Sur ce sujet également, le prochain gouvernement est attendu sur la doctrine d’administration des Clouds des institutions publiques. Pour l’instant, l’approche est structurée par des textes réglementaires et des processus d’achats (par l’UGAP). Il serait pertinent qu’ils le soient par des systèmes d’orchestration respectueux de la doctrine de l’État en matière de donnée et par du code, à l’instar de ce que font beaucoup de pays désormais en Europe. Enfin, il faut que l’État mette fin au désordre qui concerne l’identité numérique, désormais en place dans la majorité des pays européens et pour laquelle on ne sait pas en France si c’est l’intérieur, le ministère de la fonction publique, ou le secrétariat d’État au numérique qui ont ce sujet en charge. 

L’environnement

Sur le dernier sujet de l’environnement, beaucoup peut être fait. D’abord la France pourrait favoriser l’ouverture des données et leur normalisation pour disposer de chaînes logistiques plus intégrées et plus résilientes, ce qui reste un chantier pour ainsi dire vierge à ce jour. Or, on l’ignore souvent mais les chaînes d'approvisionnement sont généralement considérées comme étant à l’origine de 80 % des émissions de CO2 du secteur industriel (cela tombe dans ce que l’on appelle communément le scope 3, c’est-à-dire l’ensemble des émissions produites indirectement par une entreprise, contrairement aux scope 1 et 2, relativement plus directs). Le potentiel est donc important. 

Dans cette ouverture de données, la France pourrait également s'engager dans le projet de Passeport digital tel que défini dans le "Green New Deal" européen. Il ne semble y avoir que peu de risque et en revanche beaucoup d’opportunités à contribuer à cette initiative, tant inéluctable semble l’ouverture de données liées à l’environnement. L’ouverture des données est un facteur déterminant pour accroître l’affectation des ressources, notamment des infrastructures, et ainsi réduire les émissions de CO2 et autres externalités. 

Par ailleurs, et de façon plus anecdotique, la France pourrait créer une équipe dédiée à l’attractivité des data-centers.
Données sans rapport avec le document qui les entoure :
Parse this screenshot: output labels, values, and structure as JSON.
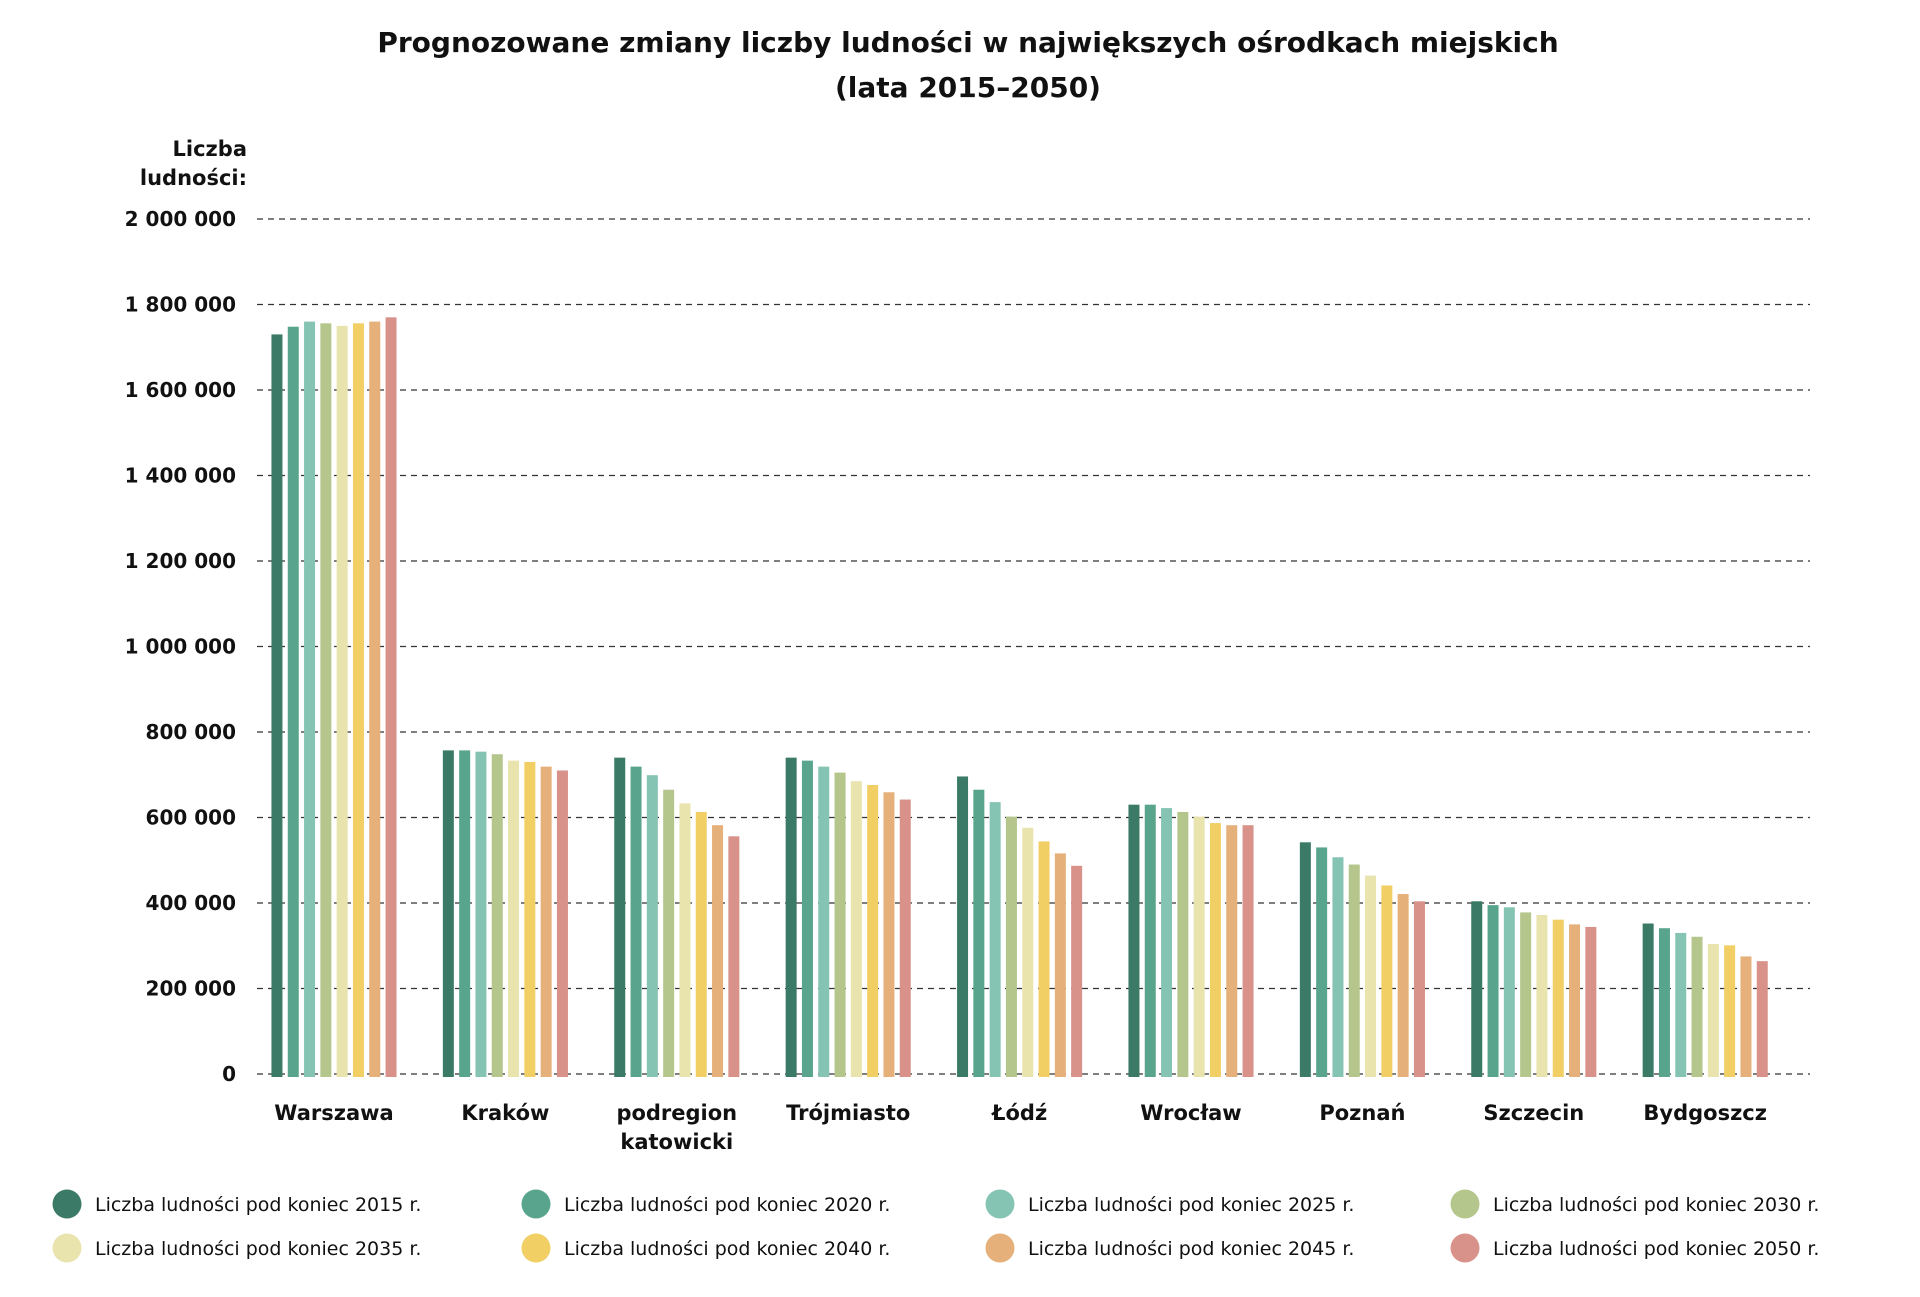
{
  "chart_data": {
    "type": "bar",
    "title": "Prognozowane zmiany liczby ludności w największych ośrodkach miejskich",
    "subtitle": "(lata 2015–2050)",
    "ylabel_line1": "Liczba",
    "ylabel_line2": "ludności:",
    "ylim": [
      0,
      2000000
    ],
    "grid": true,
    "legend_placement": "bottom",
    "y_ticks": [
      {
        "value": 0,
        "label": "0"
      },
      {
        "value": 200000,
        "label": "200 000"
      },
      {
        "value": 400000,
        "label": "400 000"
      },
      {
        "value": 600000,
        "label": "600 000"
      },
      {
        "value": 800000,
        "label": "800 000"
      },
      {
        "value": 1000000,
        "label": "1 000 000"
      },
      {
        "value": 1200000,
        "label": "1 200 000"
      },
      {
        "value": 1400000,
        "label": "1 400 000"
      },
      {
        "value": 1600000,
        "label": "1 600 000"
      },
      {
        "value": 1800000,
        "label": "1 800 000"
      },
      {
        "value": 2000000,
        "label": "2 000 000"
      }
    ],
    "categories": [
      [
        "Warszawa"
      ],
      [
        "Kraków"
      ],
      [
        "podregion",
        "katowicki"
      ],
      [
        "Trójmiasto"
      ],
      [
        "Łódź"
      ],
      [
        "Wrocław"
      ],
      [
        "Poznań"
      ],
      [
        "Szczecin"
      ],
      [
        "Bydgoszcz"
      ]
    ],
    "series": [
      {
        "name": "Liczba ludności pod koniec 2015 r.",
        "color": "#3a7a66",
        "values": [
          1730000,
          757000,
          740000,
          740000,
          696000,
          630000,
          542000,
          404000,
          352000
        ]
      },
      {
        "name": "Liczba ludności pod koniec 2020 r.",
        "color": "#58a48c",
        "values": [
          1748000,
          757000,
          719000,
          733000,
          665000,
          630000,
          530000,
          395000,
          341000
        ]
      },
      {
        "name": "Liczba ludności pod koniec 2025 r.",
        "color": "#85c3b2",
        "values": [
          1760000,
          754000,
          699000,
          719000,
          636000,
          622000,
          507000,
          390000,
          330000
        ]
      },
      {
        "name": "Liczba ludności pod koniec 2030 r.",
        "color": "#b4c68c",
        "values": [
          1756000,
          748000,
          665000,
          705000,
          602000,
          613000,
          490000,
          378000,
          321000
        ]
      },
      {
        "name": "Liczba ludności pod koniec 2035 r.",
        "color": "#e9e3ad",
        "values": [
          1750000,
          733000,
          633000,
          685000,
          576000,
          602000,
          464000,
          372000,
          304000
        ]
      },
      {
        "name": "Liczba ludności pod koniec 2040 r.",
        "color": "#f1cf65",
        "values": [
          1756000,
          730000,
          613000,
          676000,
          544000,
          587000,
          441000,
          361000,
          301000
        ]
      },
      {
        "name": "Liczba ludności pod koniec 2045 r.",
        "color": "#e5b07a",
        "values": [
          1760000,
          719000,
          582000,
          659000,
          516000,
          582000,
          421000,
          350000,
          275000
        ]
      },
      {
        "name": "Liczba ludności pod koniec 2050 r.",
        "color": "#d8928a",
        "values": [
          1770000,
          710000,
          556000,
          642000,
          487000,
          582000,
          404000,
          344000,
          264000
        ]
      }
    ]
  }
}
Dans la mesure où notre nation dispose de l’énergie la moins carbonée d’Europe et l’une des moins chères, elle pourrait être une terre d’élection pour ces infrastructures (et ainsi importer des crédits carbones au travers des services numériques exportés) sous réserve d’aplanir pour les candidats les difficultés administratives et réglementaires qui sont plus nombreuses qu’ailleurs. 

Tous ces enjeux ne sont pas secondaires. Nombre de ceux qui ont participé à l’histoire de l’Internet de ce pays, qui ont créé ses premières start-ups, participé à la création de ses infrastructures numériques, sont désormais préoccupés par le fait que la France ne prenne pas le recul nécessaire pour choisir sa façon de se développer. Pour certains, cette épopée a été l’occasion d’aller observer le modèle américain, chinois, britannique, scandivane. Ils en reviennent souvent convaincus que la France ne pourra pas faire l’économie d’un débat de fond sur ces sujets et d’autres encore, et qu’ils valent souvent mieux que beaucoup de crispations obsessionnelles qui traversent une nation parfois nostalgique d’un passé révolu.